We can and frequently do. Rust even seems to have one of the better packaging stories around building C++ libs, albeit with several heavyweight dependencies (C++ compiler + toolchain, libc, etc.). Granted, calling into it from Rust means we need a C ABI, but that's rarely a terrible problem.
> What novelty would a Rust version of the same thing bring really?
I find Rust easier to cross compile for starters. I still haven't tamed emscripten for compiling C++ as WASM - the Rust toolchains by comparison make compiling Rust to WASM trivial. Rust's larger stdlib, standard package manager, and healthy library ecosystem means whatever I'm cross compiling is less likely to need to resort to platform specific nonsense in need of manual porting.
But the main draw of Rust to me is the ability to write memory safe code and race-safe native code, reducing how many heisenbugs I encounter and the portion of the codebase where they might lurk. If your codebase is large, and mostly memory/race safe, this is a huge advantage. If your codebase is large, and only 50% memory/race safe, you're still frequently in debugging hell inside a large haystack.
If you take a super solid C++ dependency, maybe you kinda retain that advantage, but most C++ dependencies I take on don't meet that high bar (including those me and my coworkers write!) Alternatively, I could take on a relatively mediocre Rust dependency, and I'll probably still retain that memory/race-safety advantage. There are exceptions to this of course thanks to Rust's many opt-in escape hatches - but I also find it much easier to audit Rust code for their use and the possible problems they may cause, versus C++ where every array access is suspect.
Do you think all rust developers are connected together like some sort of hivemind? What an open source developer chooses to spend their time on doesn't require the consideration and consolidation of the entire rust team, nor does it speak for all of them.
That said there are plenty of reasons why they shouldn't just import c++ libraries, one of them being that c++ is not the same language as rust.
A certain mindset is bothered by observing others apparently wasting effort they don't need to. It has nothing to do with any benefit or loss for the observer. Very roughly, one can think of it as a sort of altruism focused on efficiency.
This mindset may be appeased by demonstrating why you don't believe your actions are actually a waste of effort.
it has to be done at some point. I still have vcpkg on my Windows machine, because I needed to install it and a few GB of other things, just to use PostgreSQL in Rust a few years ago (I think Diesel).
If someone hadn't implemented the libpq protocol in Rust, I likely wouldn't have written in binary copy support on the dataframe in one afternoon.
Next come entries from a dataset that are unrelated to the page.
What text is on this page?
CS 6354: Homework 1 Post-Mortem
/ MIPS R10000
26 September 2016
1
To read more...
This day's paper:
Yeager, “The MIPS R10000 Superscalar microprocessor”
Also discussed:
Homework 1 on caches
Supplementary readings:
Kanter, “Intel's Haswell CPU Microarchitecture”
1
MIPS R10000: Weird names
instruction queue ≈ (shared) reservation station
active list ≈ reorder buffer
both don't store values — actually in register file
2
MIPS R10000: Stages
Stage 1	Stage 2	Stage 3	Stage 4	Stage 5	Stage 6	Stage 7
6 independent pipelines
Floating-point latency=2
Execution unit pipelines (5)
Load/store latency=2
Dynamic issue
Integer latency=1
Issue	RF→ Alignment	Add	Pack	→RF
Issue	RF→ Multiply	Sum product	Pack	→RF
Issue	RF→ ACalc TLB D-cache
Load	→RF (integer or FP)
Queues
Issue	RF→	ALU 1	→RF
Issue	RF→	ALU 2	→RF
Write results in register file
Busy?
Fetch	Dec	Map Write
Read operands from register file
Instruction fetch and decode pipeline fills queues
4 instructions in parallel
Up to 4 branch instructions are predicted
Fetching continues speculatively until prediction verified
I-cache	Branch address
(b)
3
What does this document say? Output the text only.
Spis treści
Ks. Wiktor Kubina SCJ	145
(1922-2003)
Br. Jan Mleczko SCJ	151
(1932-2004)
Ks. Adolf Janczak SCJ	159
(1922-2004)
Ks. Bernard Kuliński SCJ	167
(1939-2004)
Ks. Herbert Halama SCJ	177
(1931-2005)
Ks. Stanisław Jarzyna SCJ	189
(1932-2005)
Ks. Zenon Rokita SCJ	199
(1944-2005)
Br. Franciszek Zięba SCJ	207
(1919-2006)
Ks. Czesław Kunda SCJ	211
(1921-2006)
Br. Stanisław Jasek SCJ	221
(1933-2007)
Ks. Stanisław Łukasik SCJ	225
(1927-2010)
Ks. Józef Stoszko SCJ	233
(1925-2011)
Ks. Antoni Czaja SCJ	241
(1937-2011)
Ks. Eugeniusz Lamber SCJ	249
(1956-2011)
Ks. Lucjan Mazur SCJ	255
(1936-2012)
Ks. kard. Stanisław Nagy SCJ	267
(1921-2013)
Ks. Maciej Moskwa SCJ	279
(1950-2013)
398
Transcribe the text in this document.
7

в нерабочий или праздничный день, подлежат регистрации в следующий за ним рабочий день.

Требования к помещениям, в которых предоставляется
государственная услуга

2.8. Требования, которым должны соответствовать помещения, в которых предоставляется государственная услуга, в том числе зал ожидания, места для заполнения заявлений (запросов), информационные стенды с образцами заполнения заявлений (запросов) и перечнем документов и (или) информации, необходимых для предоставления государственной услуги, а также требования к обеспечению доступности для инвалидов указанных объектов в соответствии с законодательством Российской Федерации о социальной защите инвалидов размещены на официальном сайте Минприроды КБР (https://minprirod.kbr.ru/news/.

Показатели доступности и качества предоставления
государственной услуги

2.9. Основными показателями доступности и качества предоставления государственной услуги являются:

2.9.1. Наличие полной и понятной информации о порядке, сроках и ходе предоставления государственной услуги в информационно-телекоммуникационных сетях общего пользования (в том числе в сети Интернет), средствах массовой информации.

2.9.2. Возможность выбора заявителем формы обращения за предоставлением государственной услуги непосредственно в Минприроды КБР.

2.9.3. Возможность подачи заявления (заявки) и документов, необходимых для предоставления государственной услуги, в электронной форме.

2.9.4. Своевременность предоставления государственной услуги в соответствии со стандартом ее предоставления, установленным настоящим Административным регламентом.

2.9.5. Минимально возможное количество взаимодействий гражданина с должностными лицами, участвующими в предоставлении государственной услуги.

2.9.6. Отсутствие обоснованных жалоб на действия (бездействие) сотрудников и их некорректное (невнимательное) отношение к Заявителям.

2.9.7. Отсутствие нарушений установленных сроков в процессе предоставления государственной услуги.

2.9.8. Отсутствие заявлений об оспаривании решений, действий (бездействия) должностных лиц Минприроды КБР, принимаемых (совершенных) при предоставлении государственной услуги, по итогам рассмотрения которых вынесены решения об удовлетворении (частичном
This reduces the barrier for people to productively use their favourite languages. It might be unproductive at first, but we see the benefits as time goes on.
> This reduces the barrier for people to productively use their favourite languages. It might be unproductive at first, but we see the benefits as time goes on.
It is vastly unproductive to reproduce anything useful in 10 different language just because our cross-language tooling awfuly suxxe.
The lack of cross-language dev-oriented lead us in the ridiculous situation where every language has its own package manager and his completely unable to use a package made for an other language.
There is reasons to that... but much more political than technical and that's the sad state we are in.
I don't understand how it is completely unproductive. Surely there must some advantage that Rust has over C++? If that advantage exists then there is your justification for reinventing something that already exists. If all you do is reuse existing C++ libraries in Rust then why even bother with Rust in the first place? Why not just use C++ directly? Well, the most of the value from using Rust is derived from the things that are written in Rust.
Let me give you an example but this time with Groovy. Groovy runs on the JVM and that means it benefits from the existing JVM ecosystem, right? Well, of course you get the benefit of existing libraries but there was a crucial difference between using them through Groovy/Grails than natively through Java. There were lots of grails plugins that were very thin layers above the Java libraries yet somehow the usability increased a hundredfold. A small plugin with maybe 1000 lines of code ended up providing more value to our business than the part of the library that was written in Java.